Entre los miles de jóvenes disponibles en la universidad, Celia se enamoró de Nico, quien era justamente lo opuesto de lo que sus padres hubieran deseado como yerno: chileno, inmigrante y agnóstico. Nico se educó en un colegio jesuita, pero al día siguiente de hacer su Primera Comunión anunció que no volvería a poner los pies en una iglesia. Me reuní con el rector para explicarle que debía retirar al chiquillo del colegio, pero el cura se echó a reír. «No es necesario, señora, aquí no vamos a obligarlo a ir a misa. Este mocoso puede cambiar de opinión, ¿no cree?» Tuve que admitir que no lo creía, porque conozco muy bien a mi hijo: no es de los que toman resoluciones precipitadas. Nico terminó su educación en el San Ignacio y cumplió su palabra de no pisar una iglesia con pocas excepciones: su matrimonio religioso con Celia y algunas catedrales que ha visitado como turista.

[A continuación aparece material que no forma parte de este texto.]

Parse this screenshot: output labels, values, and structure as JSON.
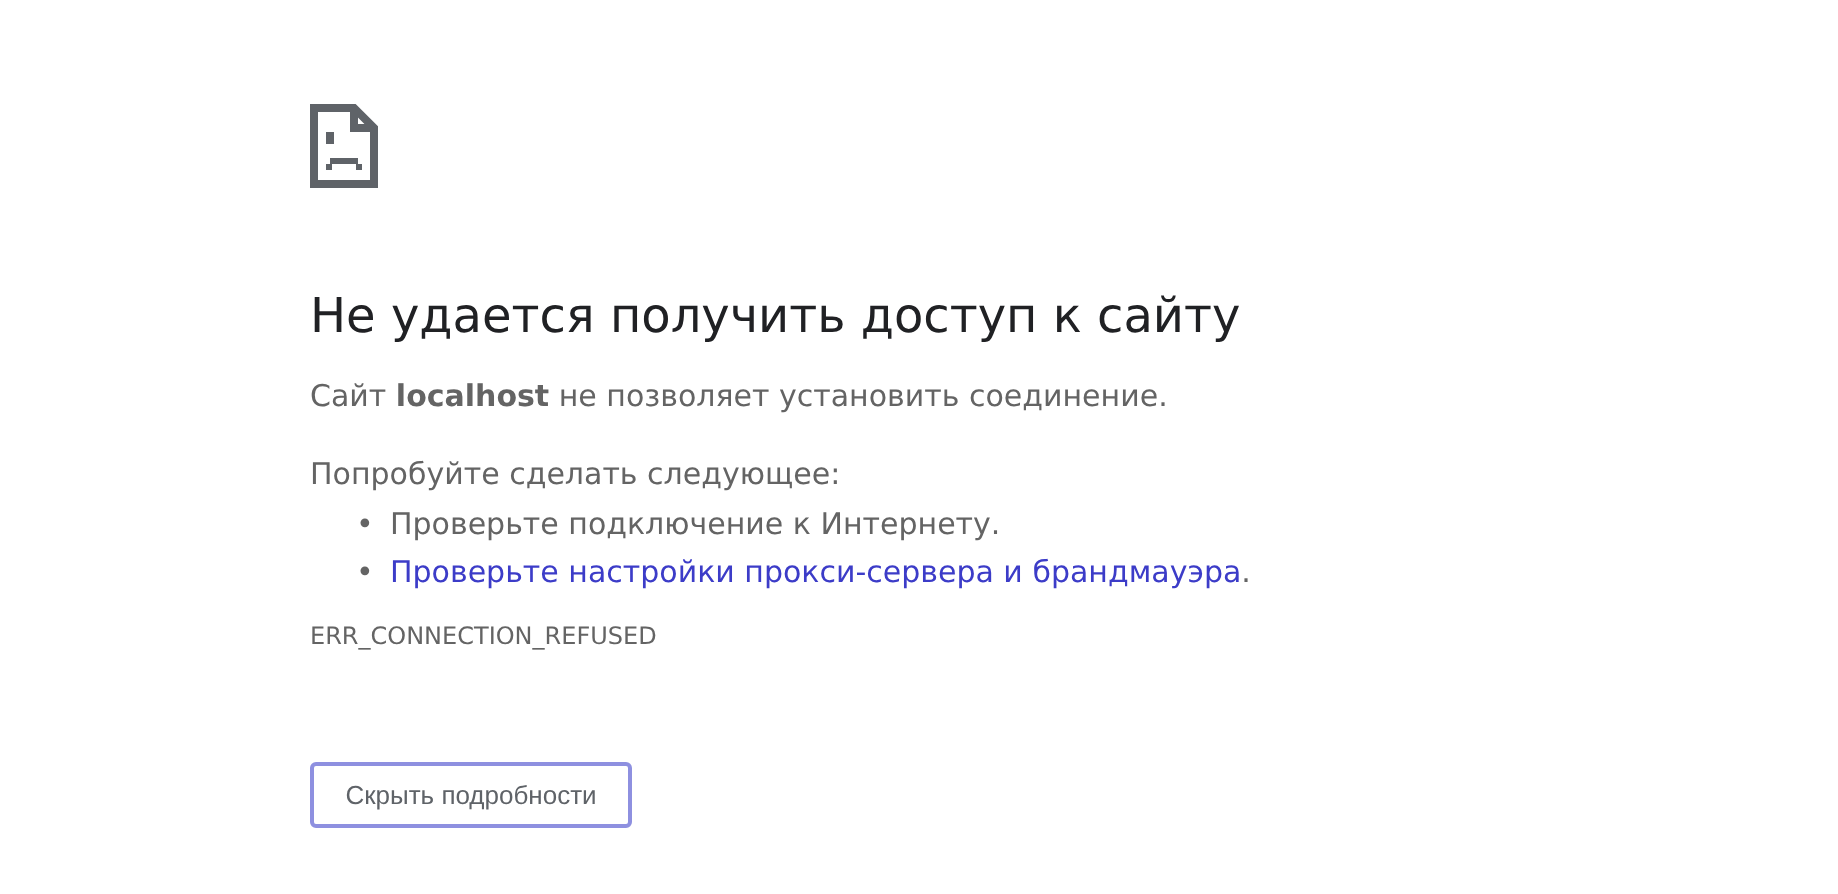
{
  "heading": "Не удается получить доступ к сайту",
  "message": "Сайт **localhost** не позволяет установить соединение.",
  "suggestions_intro": "Попробуйте сделать следующее:",
  "suggestions": [
    {
      "kind": "text",
      "marker": "•",
      "text": "Проверьте подключение к Интернету."
    },
    {
      "kind": "link",
      "marker": "•",
      "text": "Проверьте настройки прокси-сервера и брандмауэра",
      "after": "."
    }
  ],
  "error_code": "ERR_CONNECTION_REFUSED",
  "details_button": "Скрыть подробности"
}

Celia no pudo acompañar a su abuela en sus últimos momentos ni llorar su muerte porque la verdad es que tú no dejaste espacio para otros duelos, Paula. Nico y yo no captamos la magnitud de su pena en parte porque no conocíamos los detalles de su infancia y en parte porque ella, haciendo alarde de fortaleza, la disimuló. Enterró el recuerdo para llorarla más tarde, mientras seguía cumpliendo con las mil tareas de la maternidad, el matrimonio, el trabajo, aprender inglés y sobrevivir en la nueva tierra que había escogido. En los pocos años que habíamos compartido, aprendí a quererla, a pesar de nuestras diferencias, y después que te fuiste me aferré a ella como a otra hija. Su aspecto me preocupaba, tenía mal color y estaba desganada; además, seguía con náuseas, como en los peores meses del embarazo. La médica de la familia, Cheri Forrester, quien te atendió, aunque no puedes saberlo, dijo que Celia estaba agotada por haber tenido tres niños seguidos, pero que no había causa física para los vómitos, seguramente era una respuesta emocional, tal vez temía que la porfiria se repitiera en algunos de sus hijos. «Si esto continúa, habrá que internarla en una clínica», nos advirtió. Celia siguió vomitando, pero callada y a escondidas.